News

Adolescent girls empowered to claim their right to family planning in Mozambique

10 July 2018
Marcia (left) with her Rapariga Biz mentor Jorgina, in Nampula City. © UNFPA Mozambique

NAMPULA CITY, Mozambique—“I hadn't heard of contraceptives before I met the mentor in my community and became part of Rapariga Biz,” says Marcia, 19. She was 17 years old at the time, out of school and in the fourth month of her pregnancy. “Now I am an empowered young woman. I know how to protect myself and to stand up for my rights, which I didn't know I had before.”

Now I am an empowered young woman. I know how to protect myself and to stand up for my rights.

Marcia was forced into marriage, with her mother’s support. She was often forced to have sex with her husband against her will. She felt alone, with no one to turn to.

Then two years ago, things began to look up for her.

She joined the ranks of about 100,000 girls and young women who have been reached by Rapariga Biz, a government-led sexual and reproductive health and rights initiative, since its inception in May 2016.


Mentor Jorgina with girls on the Rapariga Biz programme, in a safe
space in Nampula City. © UNFPA Mozambique

Challenging social and gender norms

Many adolescent girls in Mozambique lack information about contraceptives and their right to exercise full control over their bodies. This is reflected in the low contraceptive prevalence rate (CPR) of 14 per cent among adolescents aged 15 to 19 years. It also reflects in the high rate of teenage pregnancy, currently at 46 per cent among 15 to 19-year-olds (IMASIDA, 2015).

Entrenched social and gender-based norms influence adolescents and young people’s sexual and reproductive health and rights, and their level of empowerment. These also lead to discrimination against and the marginalization of girls and young women.

We believe that the empowerment of adolescent girls and young women begins with having control over and agency of their body.

Through a holistic and integrated human rights-based approach, Rapariga Biz aims to reverse this situation and restore reproductive justice[1] among adolescent girls and young women: “We believe that the empowerment of adolescent girls and young women begins with having control over and agency of their body,” says Andrea Wojnar, UNFPA Resident Representative in Mozambique.

Evidence from the first two years of the programme’s implementation has shown that the supportive presence of a mentor is transformative for the empowerment and personal development of the target group.

“My mentor is my everything [to me]. She was there for me during difficult situations. She accompanied me to the youth-friendly services (SAAJ) to consult a nurse on the use of contraceptives. She also encouraged me to return to school and to go after my dreams,” says Marcia. Now she dreams about working in a bank to be able to provide for herself and her daughter.

Empowering girls to make healthy decisions

Rapariga Biz targets girls and young women aged 10 to 24 years in 20 districts in two provinces in Mozambique, with technical assistance from UNFPA, UNESCO, UNICEF and UN Women, and funding from Swedish International Development Cooperation Agency (SIDA).
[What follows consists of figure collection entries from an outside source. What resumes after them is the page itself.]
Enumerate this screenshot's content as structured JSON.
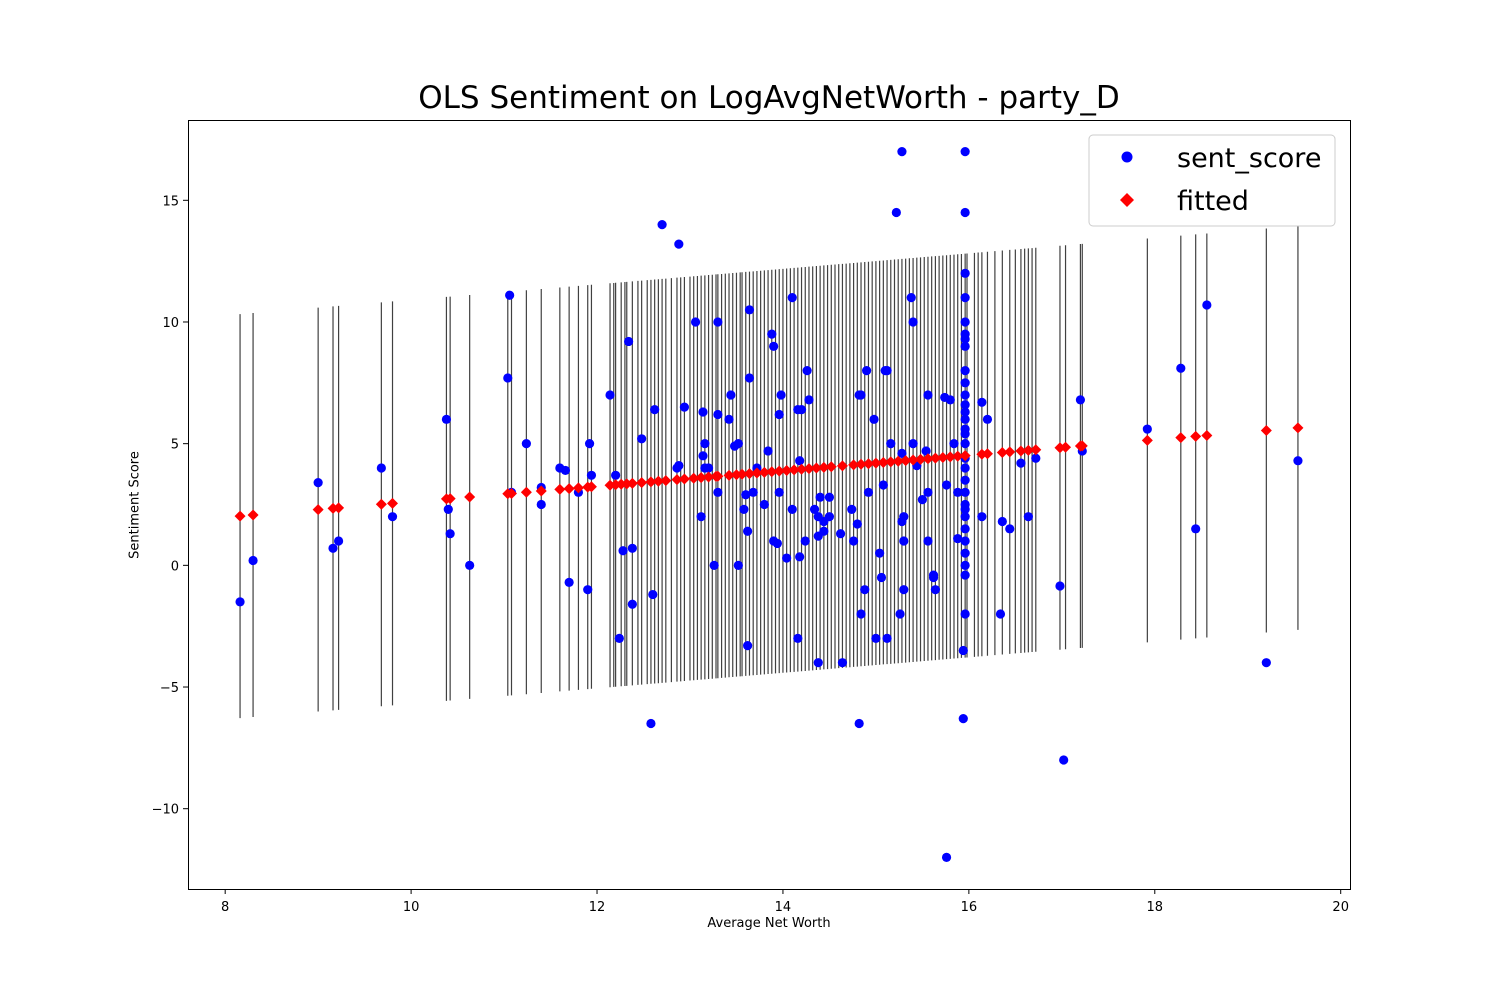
{
  "chart_data": {
    "type": "scatter",
    "title": "OLS Sentiment on LogAvgNetWorth - party_D",
    "xlabel": "Average Net Worth",
    "ylabel": "Sentiment Score",
    "xlim": [
      7.6,
      20.1
    ],
    "ylim": [
      -13.3,
      18.3
    ],
    "xticks": [
      8,
      10,
      12,
      14,
      16,
      18,
      20
    ],
    "xtick_labels": [
      "8",
      "10",
      "12",
      "14",
      "16",
      "18",
      "20"
    ],
    "yticks": [
      -10,
      -5,
      0,
      5,
      10,
      15
    ],
    "ytick_labels": [
      "−10",
      "−5",
      "0",
      "5",
      "10",
      "15"
    ],
    "grid": false,
    "legend_position": "top-right",
    "fit": {
      "intercept": -0.575,
      "slope": 0.3185,
      "ci_half_width": 8.3
    },
    "series": [
      {
        "name": "sent_score",
        "color": "#0000ff",
        "marker": "circle",
        "points": [
          [
            8.16,
            -1.5
          ],
          [
            8.3,
            0.2
          ],
          [
            9.0,
            3.4
          ],
          [
            9.16,
            0.7
          ],
          [
            9.22,
            1.0
          ],
          [
            9.68,
            4.0
          ],
          [
            9.8,
            2.0
          ],
          [
            10.38,
            6.0
          ],
          [
            10.4,
            2.3
          ],
          [
            10.42,
            1.3
          ],
          [
            10.63,
            0.0
          ],
          [
            11.04,
            7.7
          ],
          [
            11.06,
            11.1
          ],
          [
            11.08,
            3.0
          ],
          [
            11.24,
            5.0
          ],
          [
            11.4,
            2.5
          ],
          [
            11.4,
            3.2
          ],
          [
            11.6,
            4.0
          ],
          [
            11.66,
            3.9
          ],
          [
            11.7,
            -0.7
          ],
          [
            11.8,
            3.0
          ],
          [
            11.9,
            -1.0
          ],
          [
            11.92,
            5.0
          ],
          [
            11.94,
            3.7
          ],
          [
            12.14,
            7.0
          ],
          [
            12.2,
            3.7
          ],
          [
            12.24,
            -3.0
          ],
          [
            12.28,
            0.6
          ],
          [
            12.34,
            9.2
          ],
          [
            12.38,
            0.7
          ],
          [
            12.38,
            -1.6
          ],
          [
            12.48,
            5.2
          ],
          [
            12.58,
            -6.5
          ],
          [
            12.6,
            -1.2
          ],
          [
            12.62,
            6.4
          ],
          [
            12.7,
            14.0
          ],
          [
            12.86,
            4.0
          ],
          [
            12.88,
            4.1
          ],
          [
            12.88,
            13.2
          ],
          [
            12.94,
            6.5
          ],
          [
            13.06,
            10.0
          ],
          [
            13.12,
            2.0
          ],
          [
            13.14,
            6.3
          ],
          [
            13.14,
            4.5
          ],
          [
            13.16,
            5.0
          ],
          [
            13.16,
            4.0
          ],
          [
            13.2,
            4.0
          ],
          [
            13.26,
            0.0
          ],
          [
            13.3,
            10.0
          ],
          [
            13.3,
            3.0
          ],
          [
            13.3,
            6.2
          ],
          [
            13.42,
            6.0
          ],
          [
            13.44,
            7.0
          ],
          [
            13.48,
            4.9
          ],
          [
            13.52,
            5.0
          ],
          [
            13.52,
            0.0
          ],
          [
            13.58,
            2.3
          ],
          [
            13.6,
            2.9
          ],
          [
            13.62,
            1.4
          ],
          [
            13.62,
            -3.3
          ],
          [
            13.64,
            7.7
          ],
          [
            13.64,
            10.5
          ],
          [
            13.68,
            3.0
          ],
          [
            13.72,
            4.0
          ],
          [
            13.8,
            2.5
          ],
          [
            13.84,
            4.7
          ],
          [
            13.88,
            9.5
          ],
          [
            13.9,
            9.0
          ],
          [
            13.9,
            1.0
          ],
          [
            13.94,
            0.9
          ],
          [
            13.96,
            6.2
          ],
          [
            13.96,
            3.0
          ],
          [
            13.98,
            7.0
          ],
          [
            14.04,
            0.3
          ],
          [
            14.1,
            11.0
          ],
          [
            14.1,
            2.3
          ],
          [
            14.16,
            6.4
          ],
          [
            14.16,
            -3.0
          ],
          [
            14.18,
            0.35
          ],
          [
            14.18,
            4.3
          ],
          [
            14.2,
            6.4
          ],
          [
            14.24,
            1.0
          ],
          [
            14.26,
            8.0
          ],
          [
            14.28,
            6.8
          ],
          [
            14.34,
            2.3
          ],
          [
            14.38,
            1.2
          ],
          [
            14.38,
            2.0
          ],
          [
            14.38,
            -4.0
          ],
          [
            14.4,
            2.8
          ],
          [
            14.44,
            1.8
          ],
          [
            14.44,
            1.4
          ],
          [
            14.5,
            2.8
          ],
          [
            14.5,
            2.0
          ],
          [
            14.62,
            1.3
          ],
          [
            14.64,
            -4.0
          ],
          [
            14.74,
            2.3
          ],
          [
            14.76,
            1.0
          ],
          [
            14.8,
            1.7
          ],
          [
            14.82,
            -6.5
          ],
          [
            14.82,
            7.0
          ],
          [
            14.84,
            -2.0
          ],
          [
            14.84,
            7.0
          ],
          [
            14.88,
            -1.0
          ],
          [
            14.9,
            8.0
          ],
          [
            14.92,
            3.0
          ],
          [
            14.98,
            6.0
          ],
          [
            15.0,
            -3.0
          ],
          [
            15.04,
            0.5
          ],
          [
            15.06,
            -0.5
          ],
          [
            15.08,
            3.3
          ],
          [
            15.1,
            8.0
          ],
          [
            15.12,
            8.0
          ],
          [
            15.12,
            -3.0
          ],
          [
            15.16,
            5.0
          ],
          [
            15.22,
            14.5
          ],
          [
            15.26,
            -2.0
          ],
          [
            15.28,
            17.0
          ],
          [
            15.28,
            4.6
          ],
          [
            15.28,
            1.8
          ],
          [
            15.3,
            -1.0
          ],
          [
            15.3,
            2.0
          ],
          [
            15.3,
            1.0
          ],
          [
            15.38,
            11.0
          ],
          [
            15.4,
            10.0
          ],
          [
            15.4,
            5.0
          ],
          [
            15.44,
            4.1
          ],
          [
            15.5,
            2.7
          ],
          [
            15.54,
            4.7
          ],
          [
            15.56,
            1.0
          ],
          [
            15.56,
            3.0
          ],
          [
            15.56,
            7.0
          ],
          [
            15.62,
            -0.5
          ],
          [
            15.62,
            -0.4
          ],
          [
            15.64,
            -1.0
          ],
          [
            15.74,
            6.9
          ],
          [
            15.76,
            3.3
          ],
          [
            15.76,
            -12.0
          ],
          [
            15.8,
            6.8
          ],
          [
            15.84,
            5.0
          ],
          [
            15.88,
            1.1
          ],
          [
            15.88,
            3.0
          ],
          [
            15.94,
            -6.3
          ],
          [
            15.94,
            -3.5
          ],
          [
            15.96,
            -2.0
          ],
          [
            15.96,
            17.0
          ],
          [
            15.96,
            14.5
          ],
          [
            15.96,
            12.0
          ],
          [
            15.96,
            11.0
          ],
          [
            15.96,
            10.0
          ],
          [
            15.96,
            9.5
          ],
          [
            15.96,
            9.3
          ],
          [
            15.96,
            9.0
          ],
          [
            15.96,
            8.0
          ],
          [
            15.96,
            7.5
          ],
          [
            15.96,
            7.0
          ],
          [
            15.96,
            6.6
          ],
          [
            15.96,
            6.3
          ],
          [
            15.96,
            6.0
          ],
          [
            15.96,
            5.6
          ],
          [
            15.96,
            5.4
          ],
          [
            15.96,
            5.0
          ],
          [
            15.96,
            4.4
          ],
          [
            15.96,
            4.0
          ],
          [
            15.96,
            3.5
          ],
          [
            15.96,
            3.0
          ],
          [
            15.96,
            2.5
          ],
          [
            15.96,
            2.3
          ],
          [
            15.96,
            2.0
          ],
          [
            15.96,
            1.5
          ],
          [
            15.96,
            1.0
          ],
          [
            15.96,
            0.5
          ],
          [
            15.96,
            0.0
          ],
          [
            15.96,
            -0.4
          ],
          [
            16.14,
            6.7
          ],
          [
            16.14,
            2.0
          ],
          [
            16.2,
            6.0
          ],
          [
            16.34,
            -2.0
          ],
          [
            16.36,
            1.8
          ],
          [
            16.44,
            1.5
          ],
          [
            16.56,
            4.2
          ],
          [
            16.64,
            2.0
          ],
          [
            16.72,
            4.4
          ],
          [
            16.98,
            -0.85
          ],
          [
            17.02,
            -8.0
          ],
          [
            17.2,
            6.8
          ],
          [
            17.22,
            4.7
          ],
          [
            17.92,
            5.6
          ],
          [
            18.28,
            8.1
          ],
          [
            18.44,
            1.5
          ],
          [
            18.56,
            10.7
          ],
          [
            19.2,
            -4.0
          ],
          [
            19.54,
            4.3
          ]
        ]
      },
      {
        "name": "fitted",
        "color": "#ff0000",
        "marker": "diamond",
        "x": [
          8.16,
          8.3,
          9.0,
          9.16,
          9.22,
          9.68,
          9.8,
          10.38,
          10.42,
          10.63,
          11.04,
          11.08,
          11.24,
          11.4,
          11.6,
          11.7,
          11.8,
          11.9,
          11.94,
          12.14,
          12.2,
          12.26,
          12.32,
          12.38,
          12.48,
          12.58,
          12.66,
          12.74,
          12.86,
          12.94,
          13.04,
          13.12,
          13.2,
          13.28,
          13.3,
          13.42,
          13.5,
          13.56,
          13.64,
          13.72,
          13.8,
          13.88,
          13.96,
          14.04,
          14.12,
          14.2,
          14.28,
          14.36,
          14.44,
          14.52,
          14.64,
          14.76,
          14.84,
          14.92,
          15.0,
          15.08,
          15.16,
          15.24,
          15.32,
          15.4,
          15.48,
          15.56,
          15.64,
          15.72,
          15.8,
          15.88,
          15.96,
          16.14,
          16.2,
          16.36,
          16.44,
          16.56,
          16.64,
          16.72,
          16.98,
          17.04,
          17.2,
          17.22,
          17.92,
          18.28,
          18.44,
          18.56,
          19.2,
          19.54
        ]
      },
      {
        "name": "",
        "color": "#000000",
        "marker": "vline",
        "x": [
          8.16,
          8.3,
          9.0,
          9.16,
          9.22,
          9.68,
          9.8,
          10.38,
          10.42,
          10.63,
          11.04,
          11.08,
          11.24,
          11.4,
          11.6,
          11.7,
          11.8,
          11.9,
          11.94,
          12.14,
          12.2,
          12.26,
          12.32,
          12.38,
          12.48,
          12.58,
          12.66,
          12.74,
          12.86,
          12.94,
          13.04,
          13.12,
          13.2,
          13.28,
          13.3,
          13.42,
          13.5,
          13.56,
          13.64,
          13.72,
          13.8,
          13.88,
          13.96,
          14.04,
          14.12,
          14.2,
          14.28,
          14.36,
          14.44,
          14.52,
          14.64,
          14.76,
          14.84,
          14.92,
          15.0,
          15.08,
          15.16,
          15.24,
          15.32,
          15.4,
          15.48,
          15.56,
          15.64,
          15.72,
          15.8,
          15.88,
          15.96,
          16.14,
          16.2,
          16.36,
          16.44,
          16.56,
          16.64,
          16.72,
          16.98,
          17.04,
          17.2,
          17.22,
          17.92,
          18.28,
          18.44,
          18.56,
          19.2,
          19.54,
          12.18,
          12.3,
          12.44,
          12.54,
          12.62,
          12.7,
          12.8,
          12.9,
          13.0,
          13.08,
          13.16,
          13.24,
          13.34,
          13.38,
          13.46,
          13.54,
          13.6,
          13.68,
          13.76,
          13.84,
          13.92,
          14.0,
          14.08,
          14.16,
          14.24,
          14.32,
          14.4,
          14.48,
          14.56,
          14.6,
          14.68,
          14.72,
          14.8,
          14.88,
          14.96,
          15.04,
          15.12,
          15.2,
          15.28,
          15.36,
          15.44,
          15.52,
          15.6,
          15.68,
          15.76,
          15.84,
          15.92,
          15.98,
          16.06,
          16.1,
          16.28,
          16.5,
          16.6,
          16.68
        ]
      }
    ]
  }
}
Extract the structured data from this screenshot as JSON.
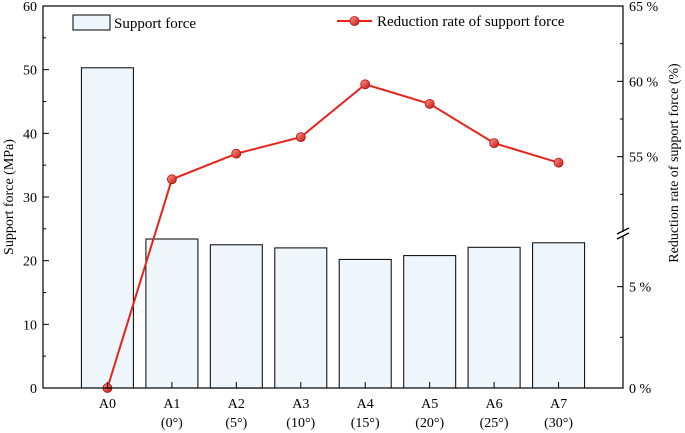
{
  "chart_data": {
    "type": "bar+line",
    "categories": [
      {
        "line1": "A0",
        "line2": ""
      },
      {
        "line1": "A1",
        "line2": "(0°)"
      },
      {
        "line1": "A2",
        "line2": "(5°)"
      },
      {
        "line1": "A3",
        "line2": "(10°)"
      },
      {
        "line1": "A4",
        "line2": "(15°)"
      },
      {
        "line1": "A5",
        "line2": "(20°)"
      },
      {
        "line1": "A6",
        "line2": "(25°)"
      },
      {
        "line1": "A7",
        "line2": "(30°)"
      }
    ],
    "series": [
      {
        "name": "Support force",
        "type": "bar",
        "axis": "left",
        "values": [
          50.3,
          23.4,
          22.5,
          22.0,
          20.2,
          20.8,
          22.1,
          22.8
        ],
        "fill": "#eef6fb",
        "stroke": "#000000"
      },
      {
        "name": "Reduction rate of support force",
        "type": "line",
        "axis": "right",
        "values": [
          0,
          53.5,
          55.2,
          56.3,
          59.8,
          58.5,
          55.9,
          54.6
        ],
        "color": "#e8231d"
      }
    ],
    "y_left": {
      "label": "Support force (MPa)",
      "lim": [
        0,
        60
      ],
      "ticks": [
        0,
        10,
        20,
        30,
        40,
        50,
        60
      ]
    },
    "y_right": {
      "label": "Reduction rate of support force (%)",
      "broken": true,
      "lower_segment": {
        "lim": [
          0,
          7.5
        ],
        "ticks": [
          0,
          5
        ]
      },
      "upper_segment": {
        "lim": [
          50,
          65
        ],
        "ticks": [
          55,
          60,
          65
        ]
      },
      "tick_labels": {
        "0": "0 %",
        "5": "5 %",
        "55": "55 %",
        "60": "60 %",
        "65": "65 %"
      }
    },
    "legend": {
      "bar_position": "top-left",
      "line_position": "top-right"
    }
  }
}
At the heart of its human rights-based approach is mentorship. To date the programme has mobilized and trained 3000 young women as mentors, each of whom work with 30 girls and young women in community ‘safe spaces’ on a weekly basis for a duration of 4 months – making a total of 90 sessions per year.

For the weekly sessions, the mentors are trained to address and discuss issues such as sexual and reproductive health and rights, citizenship, participation, and life skills, such as communication, negotiation, decision making and confidence.

My mentor taught us to stand up for ourselves and to make healthy decisions. Now I know how to say no and [that] using contraceptives is my right.

 

“My mentor taught us to stand up for ourselves and to make healthy decisions. Now I know how to say no and [that] using contraceptives is my right,” says Marcia.

Her mentor, Jorgina, is proud to see her transformation, from a young woman suffering in her marriage to an empowered young woman attending school. Marcia is an inspiration for other adolescent girls in her community, Jorgina says.

Rapariga Biz contributes directly to implementation of Mozambique’s Family Planning 2020 Commitment, which aims at increasing the use of modern contraceptive methods for adolescents aged 15 to 19 years, from 14 per cent (DHS, 2011) to 19 per cent in 2020, and from 27 per cent (DHS, 2011) to 50 per cent in 2020 for unmarried sexually active adolescents aged 15 to 19 years.

With the ambitious goal of reaching one million girls and young women, Rapariga Biz is quickly turning into a movement towards realizing the potential of girls and young women, and accelerating the development of Mozambique.

“With the ambitious goal of reaching one million girls and young women, Rapariga Biz is quickly turning into a movement towards realizing the potential of girls and young women, and accelerating the development of Mozambique,” says Ms. Wojnar.